China-Saudi Arabia cooperation extends beyond oil to new energy, NEV, services and more
Published: Jun 15, 2023 05:24 PM Updated: Jun 15, 2023 05:22 PM
Electric vehicles are being charged. Illustration: VCG

Electric vehicles are being charged. Illustration: VCG

Economic partnership between China and Saudi Arabia is reaping more fruits, as the two nations extend their cooperation beyond oil as the closer bilateral relations are set to unleash more trade potential, with a focus on new-energy vehicle (NEV) manufacturing.

On June 11, Saudi Arabia signed a $5.6 billion deal with China-based electric and autonomous vehicle maker Human Horizons, to develop, produce and sell vehicles in Saudi Arabia. The agreement was reached at the 10th Arab-China Business Conference held in Riyadh, capital of Saudi Arabia.

Details haven't been disclosed, but industry observers said the arrangement, given the large value and potential cooperation across the entire industry chain, marks a significant step for their cooperation in NEV manufacturing.

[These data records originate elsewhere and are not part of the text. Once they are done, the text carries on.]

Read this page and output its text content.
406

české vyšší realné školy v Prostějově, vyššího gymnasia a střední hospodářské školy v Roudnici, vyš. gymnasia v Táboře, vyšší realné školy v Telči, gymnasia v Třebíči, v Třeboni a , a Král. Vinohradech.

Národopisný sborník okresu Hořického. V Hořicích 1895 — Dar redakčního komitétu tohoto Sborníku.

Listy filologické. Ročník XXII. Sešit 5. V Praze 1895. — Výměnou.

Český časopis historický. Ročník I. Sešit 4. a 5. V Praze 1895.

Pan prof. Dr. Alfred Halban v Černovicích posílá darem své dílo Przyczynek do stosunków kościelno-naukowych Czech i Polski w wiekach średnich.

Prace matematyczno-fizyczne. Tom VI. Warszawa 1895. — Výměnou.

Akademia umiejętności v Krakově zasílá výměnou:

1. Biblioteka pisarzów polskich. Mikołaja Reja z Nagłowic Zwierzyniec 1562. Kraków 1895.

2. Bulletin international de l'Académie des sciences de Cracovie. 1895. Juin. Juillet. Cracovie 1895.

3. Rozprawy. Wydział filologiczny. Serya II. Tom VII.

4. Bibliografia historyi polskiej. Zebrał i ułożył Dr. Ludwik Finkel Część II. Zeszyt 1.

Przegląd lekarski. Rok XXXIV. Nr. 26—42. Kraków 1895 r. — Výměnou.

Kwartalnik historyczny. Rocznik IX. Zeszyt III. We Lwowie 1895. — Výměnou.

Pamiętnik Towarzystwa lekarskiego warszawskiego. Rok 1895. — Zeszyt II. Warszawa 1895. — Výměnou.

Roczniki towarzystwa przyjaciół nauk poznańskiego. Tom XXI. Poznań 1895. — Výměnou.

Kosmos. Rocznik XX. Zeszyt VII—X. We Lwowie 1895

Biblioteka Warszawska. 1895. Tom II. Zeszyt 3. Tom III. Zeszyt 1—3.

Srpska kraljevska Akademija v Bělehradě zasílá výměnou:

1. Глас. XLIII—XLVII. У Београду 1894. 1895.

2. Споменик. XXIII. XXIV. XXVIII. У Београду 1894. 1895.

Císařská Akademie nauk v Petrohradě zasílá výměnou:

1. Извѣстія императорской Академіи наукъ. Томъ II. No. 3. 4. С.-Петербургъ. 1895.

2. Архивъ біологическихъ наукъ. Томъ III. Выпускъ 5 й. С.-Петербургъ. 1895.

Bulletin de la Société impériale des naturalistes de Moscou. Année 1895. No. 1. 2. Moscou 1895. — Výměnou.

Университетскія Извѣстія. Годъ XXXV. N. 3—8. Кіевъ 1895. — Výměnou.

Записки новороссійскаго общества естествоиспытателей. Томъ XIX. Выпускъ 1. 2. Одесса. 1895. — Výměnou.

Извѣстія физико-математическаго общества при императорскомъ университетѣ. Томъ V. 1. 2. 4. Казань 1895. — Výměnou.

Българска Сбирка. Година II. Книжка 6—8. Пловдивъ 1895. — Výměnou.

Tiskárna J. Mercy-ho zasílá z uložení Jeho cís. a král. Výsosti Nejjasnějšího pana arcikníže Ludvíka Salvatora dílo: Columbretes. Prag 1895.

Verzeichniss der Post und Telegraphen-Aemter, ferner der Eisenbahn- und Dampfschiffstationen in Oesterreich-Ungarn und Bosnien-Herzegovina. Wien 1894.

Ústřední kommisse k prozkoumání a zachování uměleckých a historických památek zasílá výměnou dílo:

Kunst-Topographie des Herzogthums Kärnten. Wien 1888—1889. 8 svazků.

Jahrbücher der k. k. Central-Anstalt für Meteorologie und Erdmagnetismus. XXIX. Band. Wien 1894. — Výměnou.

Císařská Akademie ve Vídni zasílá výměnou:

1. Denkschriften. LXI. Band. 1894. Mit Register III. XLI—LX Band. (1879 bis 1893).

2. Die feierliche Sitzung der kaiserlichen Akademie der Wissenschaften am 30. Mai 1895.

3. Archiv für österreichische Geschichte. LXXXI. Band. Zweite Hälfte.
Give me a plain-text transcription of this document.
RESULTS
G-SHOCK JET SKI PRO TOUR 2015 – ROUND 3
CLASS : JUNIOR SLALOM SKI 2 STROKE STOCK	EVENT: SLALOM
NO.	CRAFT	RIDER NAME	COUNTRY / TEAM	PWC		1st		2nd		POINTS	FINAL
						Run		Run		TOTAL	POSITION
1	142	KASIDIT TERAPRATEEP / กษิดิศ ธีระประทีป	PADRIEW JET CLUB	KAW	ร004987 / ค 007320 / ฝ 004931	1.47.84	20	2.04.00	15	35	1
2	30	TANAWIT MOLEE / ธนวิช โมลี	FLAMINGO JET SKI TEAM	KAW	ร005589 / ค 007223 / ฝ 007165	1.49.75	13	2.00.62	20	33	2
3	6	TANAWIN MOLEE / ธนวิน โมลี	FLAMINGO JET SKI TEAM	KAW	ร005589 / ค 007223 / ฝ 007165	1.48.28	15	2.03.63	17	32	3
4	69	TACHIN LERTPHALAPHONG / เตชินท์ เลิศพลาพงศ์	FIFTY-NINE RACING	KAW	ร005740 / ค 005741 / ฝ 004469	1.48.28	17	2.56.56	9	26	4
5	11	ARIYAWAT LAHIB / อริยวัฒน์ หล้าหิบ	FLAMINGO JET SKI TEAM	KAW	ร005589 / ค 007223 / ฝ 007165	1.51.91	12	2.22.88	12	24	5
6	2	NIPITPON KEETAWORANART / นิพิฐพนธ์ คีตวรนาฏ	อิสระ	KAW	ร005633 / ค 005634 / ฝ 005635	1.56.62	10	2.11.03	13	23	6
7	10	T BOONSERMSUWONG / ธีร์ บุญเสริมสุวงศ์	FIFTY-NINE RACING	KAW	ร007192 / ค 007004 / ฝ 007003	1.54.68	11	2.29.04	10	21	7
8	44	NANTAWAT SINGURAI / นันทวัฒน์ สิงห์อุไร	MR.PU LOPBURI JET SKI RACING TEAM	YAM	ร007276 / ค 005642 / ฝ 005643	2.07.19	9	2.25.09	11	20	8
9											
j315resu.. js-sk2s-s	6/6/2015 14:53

The memorandum of understanding accounted for more than half of the $10 billion in investments signed on the first day of the two-day business conference. During that event, 30 investment agreements were signed, covering a wide range of sectors, including technology, renewables, agriculture, real estate, minerals, supply chains, tourism and healthcare, according to media reports.

Growth potential

As the world's top exporter of oil, Saudi Arabia is actively seeking to diversify its economy under the Vision 2023 plan, aiming to boost investment in non-oil sectors, including electric cars. Part of the Saudi plan is to develop a domestic electric vehicle manufacturing industry, and China is taking the lead assisting Riyadh.

The Middle East country has long been seeking to build its own car industry, and a transition to electric cars will give the country a better chance of "starting from scratch" as the internal combustion engine market faces barriers to entry, Yan Wei, professor with the Institute of Middle Eastern Studies of Northeast University, told the Global Times on Wednesday.

Chinese NEV makers are by all metrics the most ideal partners to achieve this leap forward, Yan noted, but the establishment of a complete and powerful NEV manufacturing chain will take some time.

"Also, problems such as high local labor costs could remain as a major barrier for factories," Yan said.

Apart from the NEV sector, observers said the two nations have far broader prospects in cooperation, from agriculture to technology and new energy generation and storage.

Arab-Chinese relations are full of potential and synergies, and the economies are complementary.

China is interested in Arab logistics centers, natural resources, consumer markets and sovereign wealth funds, while many countries in the region are interested in Chinese manufacturing, technology and innovation, new energy and investments, Ebrahim Hashem, a China-based strategist and Asia Global Fellow at the Asia Global Institute of the University of Hong Kong, told the Global Times.

"The current bilateral trade of around $430 billion is only the tip of the iceberg. There is a great potential for trade to double and triple with China in the coming years," Hashem said.

Lucrative market

Over the past several years, apart from Human Horizon, a good number of Chinese industry giants have expanded footprint in the vast Middle East nation, with some making it their next focus of business expansion.

In March, BYD, the world's largest electric vehicle maker, together with the Mobility Solutions Auto Trade Co, jointly held a press conference for the launch of BYD passenger vehicles for the Jordanian market, according to a statement BYD sent to the Global Times on Wednesday.

"This conference is not only our first stop in the Middle East market this year, but also a milestone for our in-depth integration into the Middle East market," Adam Peng, sales director of BYD's Middle East region, said at the press conference.

Industry players believe that Chinese companies, with strength in manufacturing and technology, are well-positioned to achieve success in this important and thriving Middle East market.

"Governments [in the region] are very keen to push for the transition because they recognize this is an irreversible trend that is already happening in other parts of the world. So for them, the interest is to find an ecosystem service provider that can give them and share with them the best practices so that they can leap forward to a more mature ecosystem in the near future," Alex Wu, co-founder, president and CFO of Chinese EV charging service provider NASS, told the Global Times.

"So what we're doing in the Middle East is we work very closely with the investment fund, with the government to implement a top-to-down strategy," Wu said.

The NASDAQ-listed company has participated in the Electric Vehicles Innovation Summit in Abu Dhabi in May.

"The strength we have is the full ecosystem that we've proved to others that we can deliver in China with a rather complex ecosystem, so we can replicate this best practice in the Middle East ... with much less complexity," Wu said.

Last year, China produced about 7.06 million and sold 6.89 million NEVs, jumping 96.9 percent and 93.4 percent respectively from the previous year. Exports reached 679,000 units, an increase of 1.2 times year-on-year.